School of Information professor Loriene Roy launched her campaign Friday to run for the president of the American Library Association, as the first American Indian candidate.
More than 50 of Roy's supporters gathered in the Carver Branch of the Austin Public Library to meet each other and kick off Roy's campaign. The ALA is the largest and oldest library association in the world and it serves to promote library services and public access to information.
Roy said the ALA presidency would be an opportunity to bring visibility to the communities with which she works. The campaign focuses on extending the love of reading to all children, said Beth Hallmark, library and information science graduate student and manager of Roy's student-run campaign.
"She breaks the stereotype of what a librarian is," said Gustavo Soto, graduate student in the School of Information and campaign treasurer.
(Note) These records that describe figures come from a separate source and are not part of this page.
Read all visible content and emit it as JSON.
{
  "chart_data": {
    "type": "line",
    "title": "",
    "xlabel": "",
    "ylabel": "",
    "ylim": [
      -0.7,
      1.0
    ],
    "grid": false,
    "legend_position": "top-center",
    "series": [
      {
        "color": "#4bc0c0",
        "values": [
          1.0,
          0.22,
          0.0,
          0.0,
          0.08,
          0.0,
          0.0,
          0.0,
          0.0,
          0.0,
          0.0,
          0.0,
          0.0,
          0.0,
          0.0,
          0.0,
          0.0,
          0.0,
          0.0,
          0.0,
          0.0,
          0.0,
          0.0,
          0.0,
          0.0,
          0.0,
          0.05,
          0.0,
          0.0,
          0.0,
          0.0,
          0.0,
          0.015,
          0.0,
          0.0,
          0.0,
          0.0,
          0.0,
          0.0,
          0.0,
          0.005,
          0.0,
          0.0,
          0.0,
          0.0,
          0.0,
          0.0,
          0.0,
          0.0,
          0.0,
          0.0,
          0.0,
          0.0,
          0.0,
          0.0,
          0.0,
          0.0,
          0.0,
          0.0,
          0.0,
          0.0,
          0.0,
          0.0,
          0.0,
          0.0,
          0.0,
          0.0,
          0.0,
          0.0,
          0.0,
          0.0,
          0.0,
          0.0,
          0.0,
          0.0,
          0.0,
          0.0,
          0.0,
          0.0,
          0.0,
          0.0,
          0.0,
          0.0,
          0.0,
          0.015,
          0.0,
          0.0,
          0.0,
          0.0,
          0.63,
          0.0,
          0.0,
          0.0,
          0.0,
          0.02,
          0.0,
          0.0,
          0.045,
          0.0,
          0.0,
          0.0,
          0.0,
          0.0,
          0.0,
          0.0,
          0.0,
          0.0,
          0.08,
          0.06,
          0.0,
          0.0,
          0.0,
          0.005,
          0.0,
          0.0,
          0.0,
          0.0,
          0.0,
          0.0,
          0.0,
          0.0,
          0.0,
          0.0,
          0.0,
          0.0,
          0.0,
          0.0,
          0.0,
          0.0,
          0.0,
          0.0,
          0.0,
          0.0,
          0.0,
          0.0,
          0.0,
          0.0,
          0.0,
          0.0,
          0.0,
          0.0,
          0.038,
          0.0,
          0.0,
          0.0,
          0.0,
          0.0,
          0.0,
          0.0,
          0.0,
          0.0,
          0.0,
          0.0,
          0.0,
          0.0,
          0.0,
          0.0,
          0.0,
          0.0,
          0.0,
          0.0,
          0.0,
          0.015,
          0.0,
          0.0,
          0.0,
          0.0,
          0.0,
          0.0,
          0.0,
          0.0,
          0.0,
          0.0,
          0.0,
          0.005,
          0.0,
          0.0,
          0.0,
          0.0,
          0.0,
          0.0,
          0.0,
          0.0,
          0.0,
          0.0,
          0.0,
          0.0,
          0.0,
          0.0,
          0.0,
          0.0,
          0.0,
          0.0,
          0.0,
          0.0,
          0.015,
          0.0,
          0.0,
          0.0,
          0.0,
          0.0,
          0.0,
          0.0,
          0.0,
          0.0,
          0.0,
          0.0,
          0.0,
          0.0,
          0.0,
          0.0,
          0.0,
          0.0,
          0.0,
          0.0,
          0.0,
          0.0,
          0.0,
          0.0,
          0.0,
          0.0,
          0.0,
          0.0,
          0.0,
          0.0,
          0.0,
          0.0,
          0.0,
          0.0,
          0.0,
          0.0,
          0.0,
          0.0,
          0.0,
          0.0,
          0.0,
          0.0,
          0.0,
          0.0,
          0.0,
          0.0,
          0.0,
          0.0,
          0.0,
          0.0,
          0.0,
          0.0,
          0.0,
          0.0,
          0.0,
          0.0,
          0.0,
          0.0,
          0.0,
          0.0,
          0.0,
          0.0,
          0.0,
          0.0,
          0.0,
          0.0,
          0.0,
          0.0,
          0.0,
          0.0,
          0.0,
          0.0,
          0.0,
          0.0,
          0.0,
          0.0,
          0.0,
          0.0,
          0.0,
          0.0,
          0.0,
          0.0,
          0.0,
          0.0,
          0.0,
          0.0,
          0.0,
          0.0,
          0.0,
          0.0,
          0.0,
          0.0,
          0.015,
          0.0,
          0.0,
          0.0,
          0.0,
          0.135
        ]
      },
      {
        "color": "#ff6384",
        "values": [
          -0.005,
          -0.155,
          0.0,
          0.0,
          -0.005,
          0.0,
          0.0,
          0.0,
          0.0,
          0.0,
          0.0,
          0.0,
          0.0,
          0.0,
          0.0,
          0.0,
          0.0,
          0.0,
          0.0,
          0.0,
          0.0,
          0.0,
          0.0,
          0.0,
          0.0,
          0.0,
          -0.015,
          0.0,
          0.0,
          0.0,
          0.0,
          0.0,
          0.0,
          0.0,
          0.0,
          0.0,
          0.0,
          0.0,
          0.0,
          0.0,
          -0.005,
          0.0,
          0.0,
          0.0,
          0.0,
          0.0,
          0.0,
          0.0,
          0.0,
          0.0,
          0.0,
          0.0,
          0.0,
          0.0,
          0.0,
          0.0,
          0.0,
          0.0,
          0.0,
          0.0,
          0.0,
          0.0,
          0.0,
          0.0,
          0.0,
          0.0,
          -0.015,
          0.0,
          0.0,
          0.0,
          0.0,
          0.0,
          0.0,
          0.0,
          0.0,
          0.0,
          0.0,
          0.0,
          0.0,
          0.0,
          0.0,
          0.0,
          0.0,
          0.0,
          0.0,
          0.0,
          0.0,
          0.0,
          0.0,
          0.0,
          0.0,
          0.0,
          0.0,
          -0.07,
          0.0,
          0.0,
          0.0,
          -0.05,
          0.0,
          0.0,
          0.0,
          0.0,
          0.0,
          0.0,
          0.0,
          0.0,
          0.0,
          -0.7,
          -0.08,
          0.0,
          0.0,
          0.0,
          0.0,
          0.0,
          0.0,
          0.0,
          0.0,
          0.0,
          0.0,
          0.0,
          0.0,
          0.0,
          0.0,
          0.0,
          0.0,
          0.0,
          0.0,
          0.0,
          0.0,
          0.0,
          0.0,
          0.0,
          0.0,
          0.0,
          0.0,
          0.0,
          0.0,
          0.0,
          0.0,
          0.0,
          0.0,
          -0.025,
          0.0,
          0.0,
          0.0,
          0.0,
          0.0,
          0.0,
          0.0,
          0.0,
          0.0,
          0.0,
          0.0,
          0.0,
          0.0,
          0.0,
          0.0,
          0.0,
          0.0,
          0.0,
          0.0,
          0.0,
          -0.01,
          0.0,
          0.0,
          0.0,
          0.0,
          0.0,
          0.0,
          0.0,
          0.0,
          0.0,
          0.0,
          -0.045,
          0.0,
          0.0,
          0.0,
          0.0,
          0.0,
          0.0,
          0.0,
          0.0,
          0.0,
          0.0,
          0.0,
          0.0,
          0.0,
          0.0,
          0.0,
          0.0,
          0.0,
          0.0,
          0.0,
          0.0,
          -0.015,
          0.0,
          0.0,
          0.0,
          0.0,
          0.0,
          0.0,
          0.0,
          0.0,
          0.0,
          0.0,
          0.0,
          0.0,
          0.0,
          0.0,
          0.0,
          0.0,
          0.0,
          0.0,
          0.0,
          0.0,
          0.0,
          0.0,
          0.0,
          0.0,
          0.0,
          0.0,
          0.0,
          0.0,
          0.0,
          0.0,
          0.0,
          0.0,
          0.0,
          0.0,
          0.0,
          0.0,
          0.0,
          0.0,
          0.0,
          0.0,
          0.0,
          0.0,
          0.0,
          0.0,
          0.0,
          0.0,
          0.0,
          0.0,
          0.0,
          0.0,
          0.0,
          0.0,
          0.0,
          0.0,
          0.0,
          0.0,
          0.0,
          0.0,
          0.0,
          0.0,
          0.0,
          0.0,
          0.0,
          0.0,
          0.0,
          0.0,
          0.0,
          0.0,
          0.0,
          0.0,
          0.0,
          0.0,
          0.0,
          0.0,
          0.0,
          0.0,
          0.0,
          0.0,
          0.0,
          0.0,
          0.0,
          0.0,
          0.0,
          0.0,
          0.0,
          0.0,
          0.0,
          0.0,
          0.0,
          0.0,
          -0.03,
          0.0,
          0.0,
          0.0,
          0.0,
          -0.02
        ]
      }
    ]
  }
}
He described an older woman with glasses and "shushes" people and who is only concerned with books and check-out rules. "Dr. Roy is more focused on the bigger issue," Soto said. "She focuses on minorities and people who don't have access to even books or libraries."
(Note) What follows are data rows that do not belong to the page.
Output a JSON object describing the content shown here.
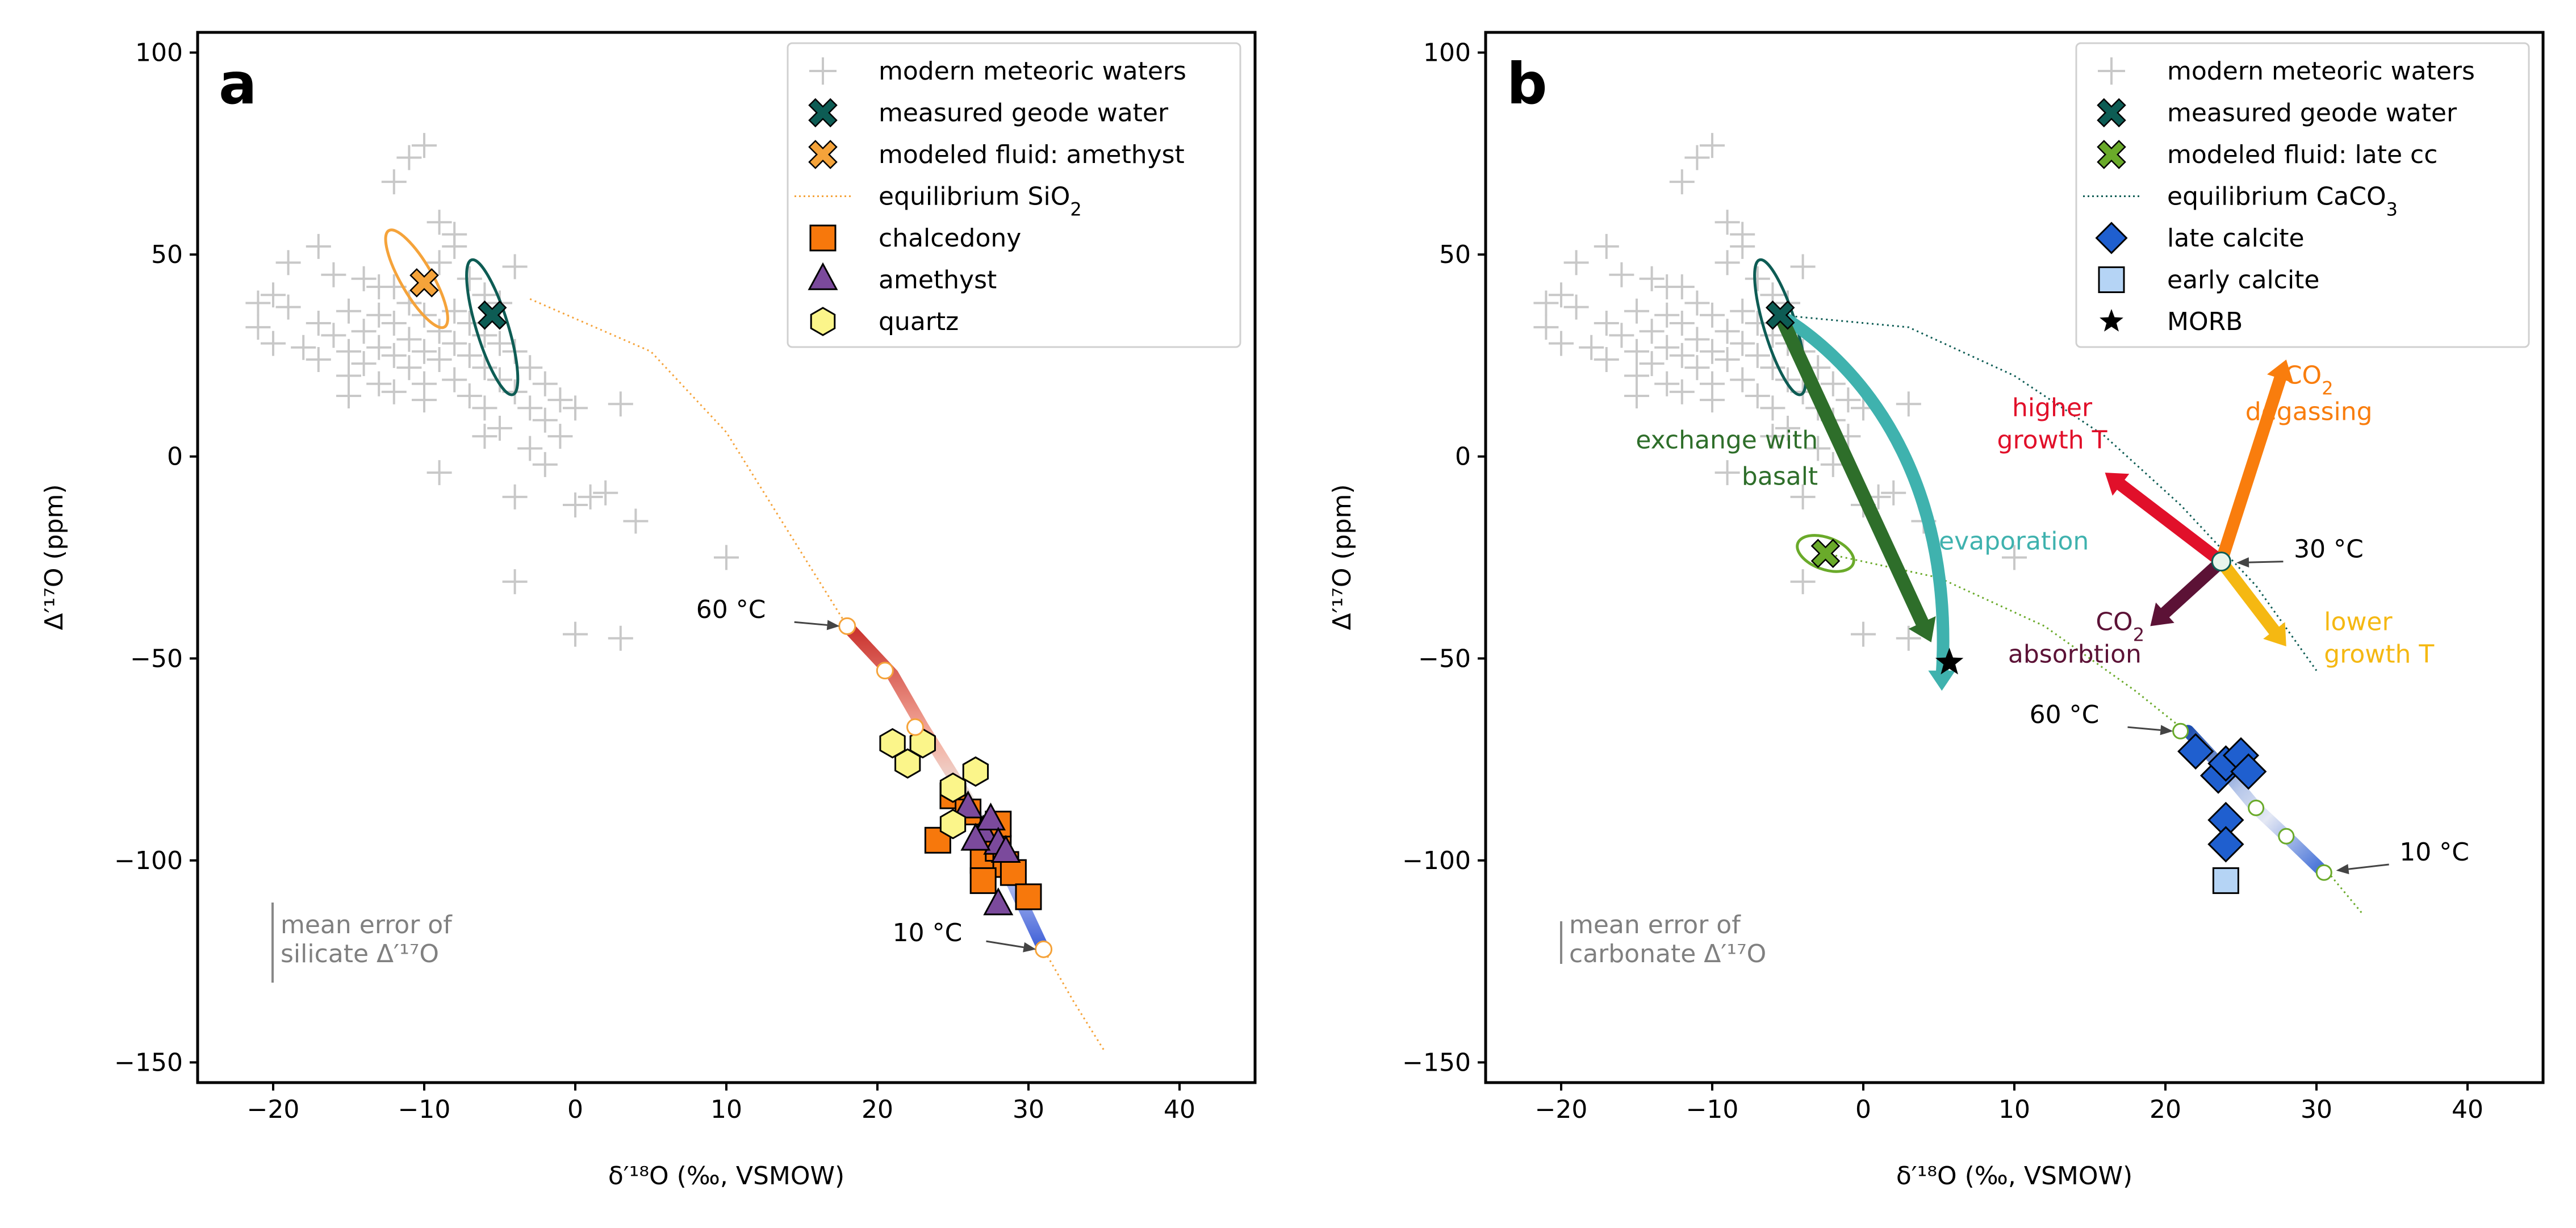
{
  "chart_data": [
    {
      "type": "scatter",
      "panel_label": "a",
      "xlabel": "δ′¹⁸O (‰, VSMOW)",
      "ylabel": "Δ′¹⁷O (ppm)",
      "xlim": [
        -25,
        45
      ],
      "ylim": [
        -155,
        105
      ],
      "xticks": [
        -20,
        -10,
        0,
        10,
        20,
        30,
        40
      ],
      "yticks": [
        100,
        50,
        0,
        -50,
        -100,
        -150
      ],
      "legend_position": "top-right",
      "legend": [
        {
          "label": "modern meteoric waters",
          "marker": "plus",
          "color": "#c8c8c8"
        },
        {
          "label": "measured geode water",
          "marker": "x",
          "color": "#0d5c54"
        },
        {
          "label": "modeled fluid: amethyst",
          "marker": "x",
          "color": "#f5a33a"
        },
        {
          "label": "equilibrium SiO",
          "label_sub": "2",
          "marker": "dotted",
          "color": "#f5a33a"
        },
        {
          "label": "chalcedony",
          "marker": "square",
          "color": "#f7780c"
        },
        {
          "label": "amethyst",
          "marker": "triangle",
          "color": "#7b4a9c"
        },
        {
          "label": "quartz",
          "marker": "hexagon",
          "color": "#fbf58a"
        }
      ],
      "meteoric_waters": [
        [
          -21,
          38
        ],
        [
          -20,
          40
        ],
        [
          -21,
          32
        ],
        [
          -20,
          28
        ],
        [
          -19,
          37
        ],
        [
          -18,
          27
        ],
        [
          -17,
          33
        ],
        [
          -17,
          24
        ],
        [
          -16,
          45
        ],
        [
          -16,
          30
        ],
        [
          -15,
          36
        ],
        [
          -15,
          26
        ],
        [
          -15,
          20
        ],
        [
          -14,
          44
        ],
        [
          -14,
          31
        ],
        [
          -14,
          23
        ],
        [
          -13,
          35
        ],
        [
          -13,
          27
        ],
        [
          -13,
          18
        ],
        [
          -12,
          42
        ],
        [
          -12,
          33
        ],
        [
          -12,
          25
        ],
        [
          -11,
          38
        ],
        [
          -11,
          29
        ],
        [
          -11,
          22
        ],
        [
          -10,
          35
        ],
        [
          -10,
          26
        ],
        [
          -10,
          18
        ],
        [
          -9,
          31
        ],
        [
          -9,
          24
        ],
        [
          -9,
          48
        ],
        [
          -8,
          36
        ],
        [
          -8,
          28
        ],
        [
          -8,
          19
        ],
        [
          -8,
          52
        ],
        [
          -7,
          33
        ],
        [
          -7,
          25
        ],
        [
          -7,
          15
        ],
        [
          -7,
          44
        ],
        [
          -6,
          30
        ],
        [
          -6,
          22
        ],
        [
          -6,
          12
        ],
        [
          -5,
          28
        ],
        [
          -5,
          19
        ],
        [
          -5,
          7
        ],
        [
          -4,
          26
        ],
        [
          -4,
          16
        ],
        [
          -4,
          -10
        ],
        [
          -3,
          22
        ],
        [
          -3,
          12
        ],
        [
          -3,
          2
        ],
        [
          -2,
          18
        ],
        [
          -2,
          9
        ],
        [
          -2,
          -2
        ],
        [
          -1,
          14
        ],
        [
          -1,
          5
        ],
        [
          0,
          12
        ],
        [
          0,
          -12
        ],
        [
          1,
          -10
        ],
        [
          -11,
          74
        ],
        [
          -10,
          77
        ],
        [
          -12,
          68
        ],
        [
          -9,
          58
        ],
        [
          -8,
          55
        ],
        [
          -17,
          52
        ],
        [
          -19,
          48
        ],
        [
          -13,
          42
        ],
        [
          -6,
          5
        ],
        [
          -4,
          -31
        ],
        [
          -9,
          -4
        ],
        [
          2,
          -9
        ],
        [
          3,
          13
        ],
        [
          4,
          -16
        ],
        [
          10,
          -25
        ],
        [
          0,
          -44
        ],
        [
          3,
          -45
        ],
        [
          -15,
          15
        ],
        [
          -12,
          16
        ],
        [
          -10,
          14
        ],
        [
          -6,
          40
        ],
        [
          -5,
          38
        ],
        [
          -4,
          47
        ]
      ],
      "measured_geode_water": {
        "x": -5.5,
        "y": 35
      },
      "modeled_fluid": {
        "x": -10,
        "y": 43
      },
      "equilibrium_curve": [
        [
          -3,
          39
        ],
        [
          5,
          26
        ],
        [
          10,
          6
        ],
        [
          14,
          -18
        ],
        [
          18,
          -42
        ],
        [
          21,
          -54
        ],
        [
          23,
          -67
        ],
        [
          26,
          -85
        ],
        [
          29,
          -106
        ],
        [
          31,
          -122
        ],
        [
          33,
          -135
        ],
        [
          35,
          -147
        ]
      ],
      "temperature_markers": [
        [
          18,
          -42
        ],
        [
          20.5,
          -53
        ],
        [
          22.5,
          -67
        ],
        [
          31,
          -122
        ]
      ],
      "temperature_labels": [
        "60 °C",
        "10 °C"
      ],
      "chalcedony": [
        [
          24,
          -95
        ],
        [
          25,
          -84
        ],
        [
          26,
          -88
        ],
        [
          27,
          -100
        ],
        [
          28,
          -97
        ],
        [
          28.5,
          -101
        ],
        [
          29,
          -103
        ],
        [
          27,
          -105
        ],
        [
          30,
          -109
        ],
        [
          28,
          -91
        ]
      ],
      "amethyst": [
        [
          26,
          -87
        ],
        [
          27,
          -93
        ],
        [
          27.5,
          -90
        ],
        [
          28,
          -96
        ],
        [
          28.5,
          -98
        ],
        [
          26.5,
          -95
        ],
        [
          28,
          -111
        ]
      ],
      "quartz": [
        [
          21,
          -71
        ],
        [
          22,
          -76
        ],
        [
          23,
          -71
        ],
        [
          25,
          -82
        ],
        [
          26.5,
          -78
        ],
        [
          25,
          -91
        ]
      ],
      "error_bar_label": [
        "mean error of",
        "silicate Δ′¹⁷O"
      ]
    },
    {
      "type": "scatter",
      "panel_label": "b",
      "xlabel": "δ′¹⁸O (‰, VSMOW)",
      "ylabel": "Δ′¹⁷O (ppm)",
      "xlim": [
        -25,
        45
      ],
      "ylim": [
        -155,
        105
      ],
      "xticks": [
        -20,
        -10,
        0,
        10,
        20,
        30,
        40
      ],
      "yticks": [
        100,
        50,
        0,
        -50,
        -100,
        -150
      ],
      "legend_position": "top-right",
      "legend": [
        {
          "label": "modern meteoric waters",
          "marker": "plus",
          "color": "#c8c8c8"
        },
        {
          "label": "measured geode water",
          "marker": "x",
          "color": "#0d5c54"
        },
        {
          "label": "modeled fluid: late cc",
          "marker": "x",
          "color": "#6aaa2a"
        },
        {
          "label": "equilibrium CaCO",
          "label_sub": "3",
          "marker": "dotted",
          "color": "#0d5c54"
        },
        {
          "label": "late calcite",
          "marker": "diamond",
          "color": "#1f5fcf"
        },
        {
          "label": "early calcite",
          "marker": "square",
          "color": "#b5d4f5"
        },
        {
          "label": "MORB",
          "marker": "star",
          "color": "#000000"
        }
      ],
      "meteoric_waters_same_as_a": true,
      "measured_geode_water": {
        "x": -5.5,
        "y": 35
      },
      "modeled_fluid": {
        "x": -2.5,
        "y": -24
      },
      "equilibrium_curve": [
        [
          -5.5,
          35
        ],
        [
          3,
          32
        ],
        [
          10,
          20
        ],
        [
          16,
          5
        ],
        [
          21,
          -12
        ],
        [
          26,
          -32
        ],
        [
          30,
          -53
        ]
      ],
      "equilibrium_curve_2": [
        [
          -2.5,
          -24
        ],
        [
          5,
          -30
        ],
        [
          12,
          -42
        ],
        [
          18,
          -58
        ],
        [
          22,
          -70
        ],
        [
          27,
          -90
        ],
        [
          31,
          -104
        ],
        [
          33,
          -113
        ]
      ],
      "temperature_markers": [
        [
          21,
          -68
        ],
        [
          26,
          -87
        ],
        [
          28,
          -94
        ],
        [
          30.5,
          -103
        ]
      ],
      "temperature_labels": [
        "60 °C",
        "30 °C",
        "10 °C"
      ],
      "late_calcite": [
        [
          22,
          -73
        ],
        [
          23.5,
          -79
        ],
        [
          24,
          -76
        ],
        [
          25,
          -74
        ],
        [
          25.5,
          -78
        ],
        [
          24,
          -90
        ],
        [
          24,
          -96
        ]
      ],
      "early_calcite": [
        [
          24,
          -105
        ]
      ],
      "morb": {
        "x": 5.7,
        "y": -51
      },
      "arrows": {
        "exchange_with_basalt": {
          "from": [
            -5.5,
            35
          ],
          "to": [
            4.5,
            -45
          ],
          "color": "#2e6e2a",
          "label": [
            "exchange with",
            "basalt"
          ]
        },
        "evaporation": {
          "from": [
            -5.5,
            35
          ],
          "to": [
            5.5,
            -58
          ],
          "color": "#3fb2ae",
          "label": "evaporation"
        },
        "co2_degassing": {
          "from": [
            23.7,
            -26
          ],
          "to": [
            28,
            24
          ],
          "color": "#f97d0d",
          "label": [
            "CO",
            "degassing"
          ]
        },
        "higher_growth_t": {
          "from": [
            23.7,
            -26
          ],
          "to": [
            16,
            -4
          ],
          "color": "#e1102a",
          "label": [
            "higher",
            "growth T"
          ]
        },
        "co2_absorbtion": {
          "from": [
            23.7,
            -26
          ],
          "to": [
            19,
            -42
          ],
          "color": "#5c1236",
          "label": [
            "CO",
            "absorbtion"
          ]
        },
        "lower_growth_t": {
          "from": [
            23.7,
            -26
          ],
          "to": [
            28,
            -47
          ],
          "color": "#f5b812",
          "label": [
            "lower",
            "growth T"
          ]
        }
      },
      "error_bar_label": [
        "mean error of",
        "carbonate Δ′¹⁷O"
      ]
    }
  ]
}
Roy founded If I Can Read, I Can Do Anything, a national reading club for American Indian children. Roy, an Anishinabe Indian, is enrolled on the White Earth Reservation and is a member of the Minnesota Chippewa Tribe.
"She very much is about what people can do together as a community and how people can come together and bring their own culture, their own history and celebrate that as well," Hallmark said. "Culture is an important part of who she is."
Roy attended the Oregon Institute of Technology before earning her master's in library science from the University of Arizona and her Ph.D in library and information science from the University of Illinois at Urbana-Champaign.
The ALA president serves a one-year term, functioning as the chief spokesperson for the more than 65,000 members of the association. Each year, a nine-person nominating committee selects two candidates to run for the presidency.
Bill Crowe, director of the University of Kansas' Spencer Research Library, was also selected to run. His campaign focuses on making libraries the "center of the information-seeking world."
Crowe and Roy will participate in a one-hour debate in January at the ALA midwinter meeting. Voting will take place from March 15 until April 24. The winner will serve one year as president elect, one year as president and one year as immediate past president.
The candidates must raise all the funds on their own. Roy estimated that her campaign would cost between $6,000 and $8,000 and that her team has sent out invitations asking people to donate.
"It's like running for president of a small country; we have balloons, we have bumper stickers and brochures are under development," Roy said.